Revolut has today unveiled plans for full current accounts, consumer lending and commission-free stock trading, as the London-based fintech is granted a European banking licence.
Revolut will begin implementing the licence next year, initially focusing on smaller European countries, before eventually passporting the banking licence to key markets including the United Kingdom, France, Germany and Poland.
Launched three years ago, Revolut initially drew in customers by letting them spend and transfer money abroad with the real exchange rate. Since then, the company has attracted over three million customers with its spending overviews, budgeting controls and savings features.
In December last year, the company began offering its customer the ability to buy and sell exposure to cryptocurrencies from within their app, and in August it announced plans to launch commission-free stock trading across the UK and Europe in early 2019.

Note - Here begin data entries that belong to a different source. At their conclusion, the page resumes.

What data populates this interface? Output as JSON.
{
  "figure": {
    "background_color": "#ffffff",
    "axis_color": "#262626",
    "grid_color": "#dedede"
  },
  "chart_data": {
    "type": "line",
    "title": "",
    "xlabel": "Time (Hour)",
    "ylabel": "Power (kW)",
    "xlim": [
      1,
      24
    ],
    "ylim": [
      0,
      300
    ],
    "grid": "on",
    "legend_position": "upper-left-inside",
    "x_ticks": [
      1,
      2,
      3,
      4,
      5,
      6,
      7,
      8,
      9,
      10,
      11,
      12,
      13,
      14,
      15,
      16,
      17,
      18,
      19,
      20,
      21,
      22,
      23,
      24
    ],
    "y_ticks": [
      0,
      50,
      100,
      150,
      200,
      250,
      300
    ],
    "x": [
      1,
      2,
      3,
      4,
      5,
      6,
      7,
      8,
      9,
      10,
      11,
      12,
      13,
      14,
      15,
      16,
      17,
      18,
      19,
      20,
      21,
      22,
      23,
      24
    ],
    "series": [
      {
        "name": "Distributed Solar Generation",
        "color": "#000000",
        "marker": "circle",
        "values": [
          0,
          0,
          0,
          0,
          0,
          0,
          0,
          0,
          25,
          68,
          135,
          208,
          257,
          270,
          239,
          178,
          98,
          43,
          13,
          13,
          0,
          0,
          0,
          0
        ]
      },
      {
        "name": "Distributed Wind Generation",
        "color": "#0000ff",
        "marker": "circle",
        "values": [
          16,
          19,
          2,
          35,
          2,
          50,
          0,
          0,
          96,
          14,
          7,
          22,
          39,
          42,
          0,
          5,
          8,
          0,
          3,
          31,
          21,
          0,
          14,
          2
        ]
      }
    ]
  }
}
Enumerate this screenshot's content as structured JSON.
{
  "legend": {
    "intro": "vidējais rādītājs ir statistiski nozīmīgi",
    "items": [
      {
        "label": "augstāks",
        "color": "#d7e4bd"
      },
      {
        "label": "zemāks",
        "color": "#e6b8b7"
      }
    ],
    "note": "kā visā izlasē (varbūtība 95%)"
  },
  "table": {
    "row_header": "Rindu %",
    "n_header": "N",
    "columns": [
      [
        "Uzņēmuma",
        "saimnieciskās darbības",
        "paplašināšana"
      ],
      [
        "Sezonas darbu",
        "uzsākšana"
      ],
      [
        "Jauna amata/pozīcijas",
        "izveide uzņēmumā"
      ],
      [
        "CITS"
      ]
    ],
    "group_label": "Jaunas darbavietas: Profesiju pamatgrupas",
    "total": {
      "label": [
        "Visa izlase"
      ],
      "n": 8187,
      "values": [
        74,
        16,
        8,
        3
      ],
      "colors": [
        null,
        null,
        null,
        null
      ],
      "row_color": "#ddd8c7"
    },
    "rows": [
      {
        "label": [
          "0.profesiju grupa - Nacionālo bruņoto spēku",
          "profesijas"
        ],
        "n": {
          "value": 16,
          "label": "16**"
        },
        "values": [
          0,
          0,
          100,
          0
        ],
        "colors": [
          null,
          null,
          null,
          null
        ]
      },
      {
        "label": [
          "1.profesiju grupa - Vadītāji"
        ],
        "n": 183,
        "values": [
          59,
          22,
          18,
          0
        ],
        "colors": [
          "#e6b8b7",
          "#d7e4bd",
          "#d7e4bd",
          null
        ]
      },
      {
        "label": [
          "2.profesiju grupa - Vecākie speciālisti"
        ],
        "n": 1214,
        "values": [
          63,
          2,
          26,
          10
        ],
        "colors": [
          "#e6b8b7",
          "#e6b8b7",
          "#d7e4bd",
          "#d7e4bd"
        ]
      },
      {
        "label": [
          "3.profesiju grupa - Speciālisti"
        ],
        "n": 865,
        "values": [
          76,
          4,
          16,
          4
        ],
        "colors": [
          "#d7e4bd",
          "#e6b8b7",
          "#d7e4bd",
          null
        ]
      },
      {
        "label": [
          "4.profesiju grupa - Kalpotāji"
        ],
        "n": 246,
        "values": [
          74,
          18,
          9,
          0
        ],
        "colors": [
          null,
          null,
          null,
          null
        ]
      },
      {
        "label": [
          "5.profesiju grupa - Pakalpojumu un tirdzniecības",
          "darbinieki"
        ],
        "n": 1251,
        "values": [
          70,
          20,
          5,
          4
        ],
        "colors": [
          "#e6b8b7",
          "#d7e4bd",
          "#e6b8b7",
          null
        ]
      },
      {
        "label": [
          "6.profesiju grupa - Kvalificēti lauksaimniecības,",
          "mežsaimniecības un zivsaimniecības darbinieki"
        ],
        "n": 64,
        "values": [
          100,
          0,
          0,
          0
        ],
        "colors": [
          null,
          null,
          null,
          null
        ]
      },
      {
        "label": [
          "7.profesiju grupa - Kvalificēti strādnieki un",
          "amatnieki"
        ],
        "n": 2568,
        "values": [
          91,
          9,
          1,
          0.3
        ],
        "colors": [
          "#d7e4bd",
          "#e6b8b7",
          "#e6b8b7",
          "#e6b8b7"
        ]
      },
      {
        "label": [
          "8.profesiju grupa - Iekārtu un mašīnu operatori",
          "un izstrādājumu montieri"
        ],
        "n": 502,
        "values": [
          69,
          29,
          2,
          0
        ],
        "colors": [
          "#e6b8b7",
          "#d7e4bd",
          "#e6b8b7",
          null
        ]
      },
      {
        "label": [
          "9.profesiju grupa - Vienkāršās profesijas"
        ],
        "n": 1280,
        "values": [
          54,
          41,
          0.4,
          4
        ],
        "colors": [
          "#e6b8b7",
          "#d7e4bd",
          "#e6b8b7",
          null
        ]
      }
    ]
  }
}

The new banking licence will allow its customers to start depositing their salaries, which will be protected up to €100,000 under the European Deposit Insurance Scheme. Revolut will also begin to work on offering overdrafts, personal and business loans at competitive rates to traditional high street lenders.
“With the banking licence now secured, commission-free stock trading progressing well and five new international markets at final stages of launch, we are living up to our reputation as the “Amazon of banking”. Our vision is simple: one app with tens of millions of users, where you can manage every aspect of your financial life with the best value and technology”, said Nik Storonsky, Founder & CEO of Revolut.
“Revolut remains the fastest growing fintech account in Romania, but that’s still not good enough. We’re not going to stop until Revolut is the most common card in the whole of Romania, and I’m confident we’ll get there once we begin to roll out full current accounts, consumer lending and commission-free stock trading across the country.”
While the licence has been secured, it will take somewhere between three and six months for Revolut to begin passporting their banking licence across Europe, with the focus initially on the United Kingdom, France and Poland.
Aside from launching in international markets and building a commission-free trading platform, one of the key focus areas for the company is to break into lending. Revolut plans to offer standard overdraft facilities as well as personal and business loans at competitive rates.
“Our vision is that retail and business customers will be able to apply for a loan in just two minutes from within the app, and then have the money in their account almost instantly. We’ll remove the bureaucratic process and come in cheaper than traditional lenders.”
Over the last 12 months, Revolut has grown astronomically. The company is opening between 8,000 and 10,000 current accounts daily and transacting over $4 billion per month in volumes. In terms of revenues, Revolut has increased revenues five fold year on year and even broke even on a monthly basis back in December of last year.
Revolut has also announced their plans to expand beyond Europe, with the United States, Canada, Singapore, Japan, Australia and New Zealand all expected to launch in early 2019. Global expansion will enable Revolut customers in the UK and Europe to receive local account details in all new markets, and even send free and instant money transfers to these markets.
Revolut launched in London in July 2015 as a digital alternative to the big banks. Set up by former Credit Suisse and Deutsche Bank investment bankers, Nik Storonsky and Vlad Yatsenko. While the fintech initially drew in customers by letting them spend and transfer money abroad with the interbank exchange rate, the company has since attracted over three million customers in Europe with its spending overviews, budgeting controls, savings features and cryptocurrency exchange.
To date, Revolut has raised approximately $340 million in investments, from notable venture capital firms including Index Ventures, Ribbit Capital, Balderton Capital and DST Global. The high growth fintech is currently opening around 8,000 new current accounts each day and processing over $4 billion in volumes each month.